1 Samuël zeide tot Saul: Mij heeft de Here gezonden om u tot koning te zalven over zijn volk, over Israël; nu dan, luister naar de woorden des Heren.
2 Zo zegt de Here der heerscharen: Ik doe bezoeking over wat Amalek Israël heeft aangedaan, hoe hij zich hem in de weg heeft gesteld, toen het uit Egypte trok.
3 Ga nu heen, versla Amalek, slaat al wat hij bezit met de ban en spaar hem niet. Dood man en vrouw, kind en zuigeling, rund en schaap, kameel en ezel.
4 Saul riep het volk op en monsterde het te Telaïm, tweehonderdduizend man voetvolk; daarbij tienduizend Judeeërs.

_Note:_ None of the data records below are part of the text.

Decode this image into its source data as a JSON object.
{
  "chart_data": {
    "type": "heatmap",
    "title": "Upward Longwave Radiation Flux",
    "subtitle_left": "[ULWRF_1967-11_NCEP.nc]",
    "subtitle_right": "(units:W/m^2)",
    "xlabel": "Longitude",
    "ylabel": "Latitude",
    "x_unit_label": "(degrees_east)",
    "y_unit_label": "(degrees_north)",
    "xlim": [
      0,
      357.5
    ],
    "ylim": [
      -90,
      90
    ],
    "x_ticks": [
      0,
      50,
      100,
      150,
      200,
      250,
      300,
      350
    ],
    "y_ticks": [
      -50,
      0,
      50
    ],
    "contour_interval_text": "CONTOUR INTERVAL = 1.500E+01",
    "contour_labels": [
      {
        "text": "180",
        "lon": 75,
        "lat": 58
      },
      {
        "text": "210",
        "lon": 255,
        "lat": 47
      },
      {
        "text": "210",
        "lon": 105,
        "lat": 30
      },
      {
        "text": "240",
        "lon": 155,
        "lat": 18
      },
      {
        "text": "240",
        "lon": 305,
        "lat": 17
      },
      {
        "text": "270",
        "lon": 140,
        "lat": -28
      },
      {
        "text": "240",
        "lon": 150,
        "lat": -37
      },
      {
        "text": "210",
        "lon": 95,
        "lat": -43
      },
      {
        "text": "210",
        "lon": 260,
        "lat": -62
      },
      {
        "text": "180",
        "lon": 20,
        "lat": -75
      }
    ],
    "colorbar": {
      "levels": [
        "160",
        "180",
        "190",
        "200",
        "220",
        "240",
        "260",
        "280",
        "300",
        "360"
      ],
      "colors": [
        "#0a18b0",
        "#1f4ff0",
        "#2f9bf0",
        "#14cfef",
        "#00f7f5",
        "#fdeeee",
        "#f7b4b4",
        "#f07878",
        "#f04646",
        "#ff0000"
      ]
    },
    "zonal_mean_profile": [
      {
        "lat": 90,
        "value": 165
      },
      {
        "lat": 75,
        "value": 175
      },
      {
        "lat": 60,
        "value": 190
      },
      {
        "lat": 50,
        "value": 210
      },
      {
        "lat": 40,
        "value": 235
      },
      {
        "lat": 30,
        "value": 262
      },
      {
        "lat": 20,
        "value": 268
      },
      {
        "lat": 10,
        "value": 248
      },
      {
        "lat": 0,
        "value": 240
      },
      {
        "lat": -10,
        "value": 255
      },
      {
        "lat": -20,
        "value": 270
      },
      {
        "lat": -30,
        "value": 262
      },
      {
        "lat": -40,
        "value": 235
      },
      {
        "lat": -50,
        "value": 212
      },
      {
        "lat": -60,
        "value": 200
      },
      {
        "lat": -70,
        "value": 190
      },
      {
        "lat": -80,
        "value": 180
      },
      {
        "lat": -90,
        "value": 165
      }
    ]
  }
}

5 Toen Saul de stad van Amalek bereikt had, legde hij in het dal een hinderlaag.
6 Saul nu zeide tot de Kenieten: Gaat heen, verwijdert u, trekt weg uit het midden der Amalekieten, opdat ik u niet met hen verdelg; gij hebt immers trouw bewezen aan alle Israëlieten, toen zij uit Egypte trokken. Daarop verwijderden zich de Kenieten uit het midden van Amalek.
7 En Saul versloeg Amalek van Chawila af tot in de nabijheid van Sur, dat ten oosten van Egypte ligt.